Early Literacy Research Library (ELRL) - Article

Early Childhood Learning and the Pediatrician: A Qualitative Study Among Diverse, Low-Income Caregivers

Steinberg, J.R., Bruce, J.S., Marin-Nevarez, P., Phan, K., Merrell, S.B., Chamberlain, L.J. (2018) Early Childhood Learning and the Pediatrician: A Qualitative Study Among Diverse, Low-Income Caregivers. Journal of Developmental & Behavioral Pediatrics, 39(5), 376-386.,

Access: Institutional Access

Publication year


study description

Exploratory, community-engaged, qualitative study.

core topic(s)

Early Literacy , Pediatric Primary Care

Population Characteristics

Medical Providers , Poverty/Low-Income , Toddler/Preschool

Exposures, Outcomes, Other

Community , Libraries and Public Resources , Parent Knowledge, Attitudes, and Beliefs , Provider Behaviors and Skills , School Readiness and Educational Outcomes


This study examined caregivers’ perceptions of ECL (early childhood learning), the role of the pediatrician and pediatric office, and the use of community-based ECL resources among diverse, low-income caregivers whose children were not enrolled in preschool.


Early childhood learning (ECL).

outcomes evaluated

Caregiver perceptions of ECL.


Participants were recruited from low income communities and neighborhoods throughout 2 adjoining counties.

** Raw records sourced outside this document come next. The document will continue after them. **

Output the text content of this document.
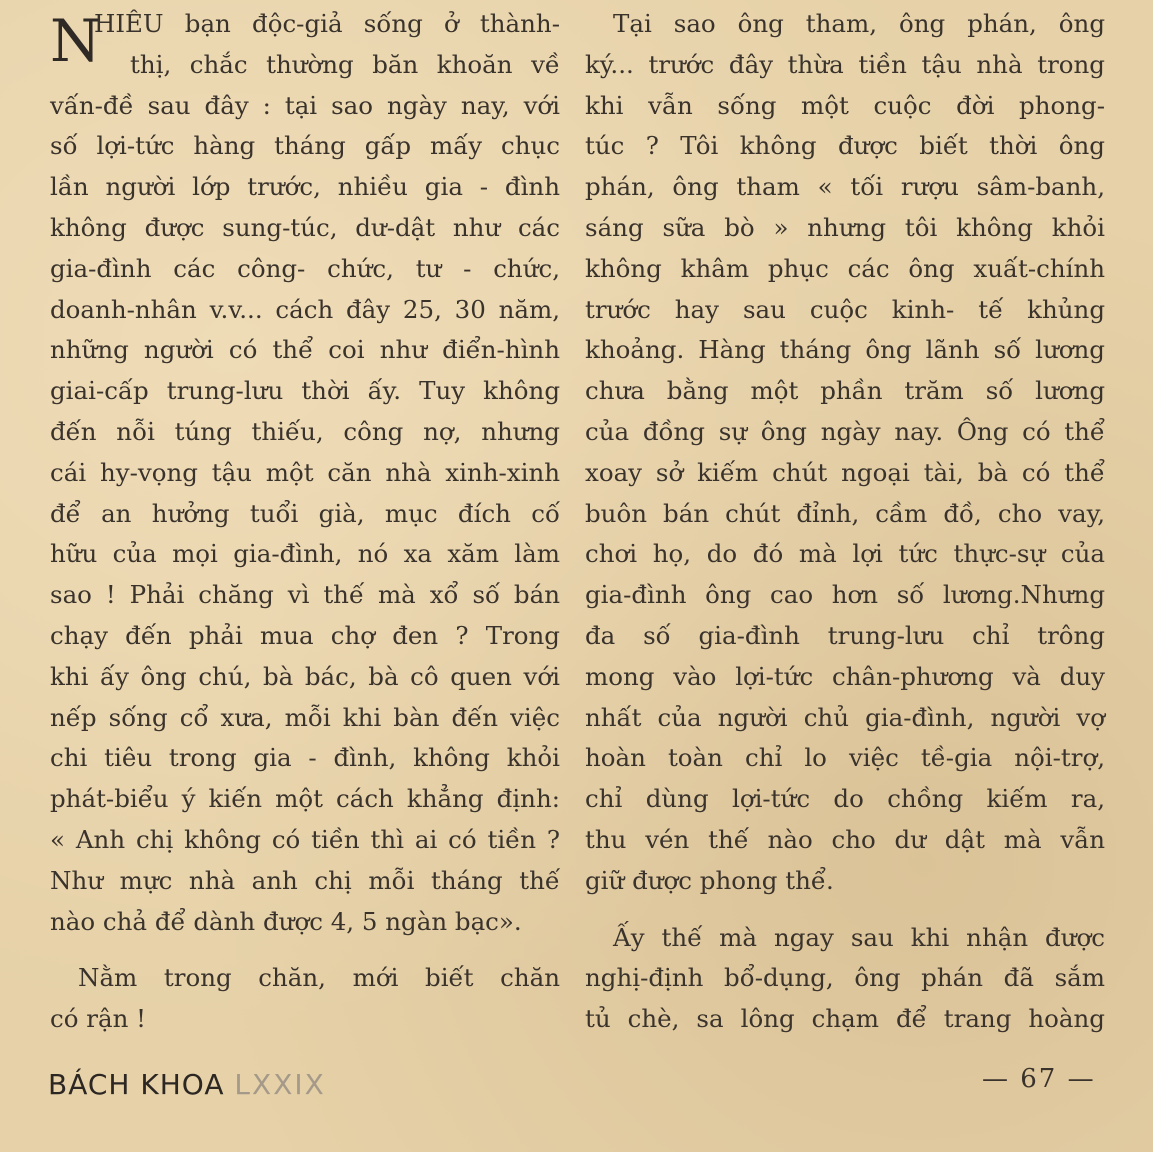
N
HIÊU bạn độc-giả sống ở thành-
thị, chắc thường băn khoăn về
vấn-đề sau đây : tại sao ngày nay, với
số lợi-tức hàng tháng gấp mấy chục
lần người lớp trước, nhiều gia - đình
không được sung-túc, dư-dật như các
gia-đình các công- chức, tư - chức,
doanh-nhân v.v... cách đây 25, 30 năm,
những người có thể coi như điển-hình
giai-cấp trung-lưu thời ấy. Tuy không
đến nỗi túng thiếu, công nợ, nhưng
cái hy-vọng tậu một căn nhà xinh-xinh
để an hưởng tuổi già, mục đích cố
hữu của mọi gia-đình, nó xa xăm làm
sao ! Phải chăng vì thế mà xổ số bán
chạy đến phải mua chợ đen ? Trong
khi ấy ông chú, bà bác, bà cô quen với
nếp sống cổ xưa, mỗi khi bàn đến việc
chi tiêu trong gia - đình, không khỏi
phát-biểu ý kiến một cách khẳng định:
« Anh chị không có tiền thì ai có tiền ?
Như mực nhà anh chị mỗi tháng thế
nào chả để dành được 4, 5 ngàn bạc».
Nằm trong chăn, mới biết chăn
có rận !
Tại sao ông tham, ông phán, ông
ký... trước đây thừa tiền tậu nhà trong
khi vẫn sống một cuộc đời phong-
túc ? Tôi không được biết thời ông
phán, ông tham « tối rượu sâm-banh,
sáng sữa bò » nhưng tôi không khỏi
không khâm phục các ông xuất-chính
trước hay sau cuộc kinh- tế khủng
khoảng. Hàng tháng ông lãnh số lương
chưa bằng một phần trăm số lương
của đồng sự ông ngày nay. Ông có thể
xoay sở kiếm chút ngoại tài, bà có thể
buôn bán chút đỉnh, cầm đồ, cho vay,
chơi họ, do đó mà lợi tức thực-sự của
gia-đình ông cao hơn số lương.Nhưng
đa số gia-đình trung-lưu chỉ trông
mong vào lợi-tức chân-phương và duy
nhất của người chủ gia-đình, người vợ
hoàn toàn chỉ lo việc tề-gia nội-trợ,
chỉ dùng lợi-tức do chồng kiếm ra,
thu vén thế nào cho dư dật mà vẫn
giữ được phong thể.
Ấy thế mà ngay sau khi nhận được
nghị-định bổ-dụng, ông phán đã sắm
tủ chè, sa lông chạm để trang hoàng
BÁCH KHOA LXXIX	— 67 —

Using community-engaged strategies, caregivers were recruited to participate in in-depth focus groups (FGs). Demographic and FG data were collected in English, Spanish, and Vietnamese. Qualitative data were analyzed with iterative transcript based coding and theme analysis.

sample size

n=12 (focus groups); n=69 (caregivers total); n=46 (mothers); n=8 (fathers); n=15 (grandparents)


Measure of Home ECL: focus groups led by semistructured FG guide was iteratively developed with stakeholder input, sample questions:

    • Please introduce yourself, first name only, and describe how you most enjoy spending time with your child.
    • Can you describe the role of a parent in the life of a young child?
    • Could you please describe the characteristics of a child who is ready for kindergarten
    • Could you tell me what parents can do to help prepare their children for kindergarten?
    • Please describe some of the barriers you or other families in your community face when trying to prepare children for kindergarten.
    • Please describe how, if at all, you think a pediatrician (or other pediatric provider such as a nurse or case manager) could help you prepare your child to be ready for kindergarten.


Additional Measure: anonymous survey with questions regarding demographic characteristics and their home ECL practices, adapted from the California Health Interview Survey and the US Census Bureau with input from community stakeholders.


From June 2015 to August 2015, 69 low-income mothers (n 5 46), fathers (n 5 8), and grandparents (n 5 15) from African-American (33%), Latino (32%), and Vietnamese (35%) communities participated in 12 FGs. Caregivers across groups wanted pediatricians to act as ECL experts and to provide ECL services. Caregivers valued ECL, especially when delivered by trusted sources. Utilization and perception of community ECL resources varied among groups. The greatest variation included different preferences for resource setting, accessibility, and acceptability, especially cultural acceptability. Each individual and groups’ unique, and occasionally adverse, experiences and financial and logistical considerations informed ECL preferences.


This exploratory study brings forth diverse caregivers’ perspectives regarding the role of pediatricians in ECL and their desire for pediatricians to be an access point for high-quality, affordable ECL services. Caregivers’ preferences regarding ECL programming may inform clinic-based pediatric ECL programming.


First, there were limited recruitment venues for 3 Vietnamese focus groups (FGs) and the 2 Latino FGs coordinated with the assistance of community organizations that served limited neighborhoods. We attempted to compensate for this limited recruitment by widely distributing outreach materials among diverse organizations for other Vietnamese and Latino FGs. Second, FG settings can discourage candid conversations about sensitive topics (i.e., immigration status or finances). Despite this limitation, we encouraged open discussions and relied on community cofacilitators to ensure a safe FG environment. Finally, data on the pediatric clinic type that caregivers attended were not addressed as part of this study. The study therefore does not include how the implementation of ECL programming may vary by pediatric clinic type and structure or how caregivers’ pediatric experiences may have varied with clinic type.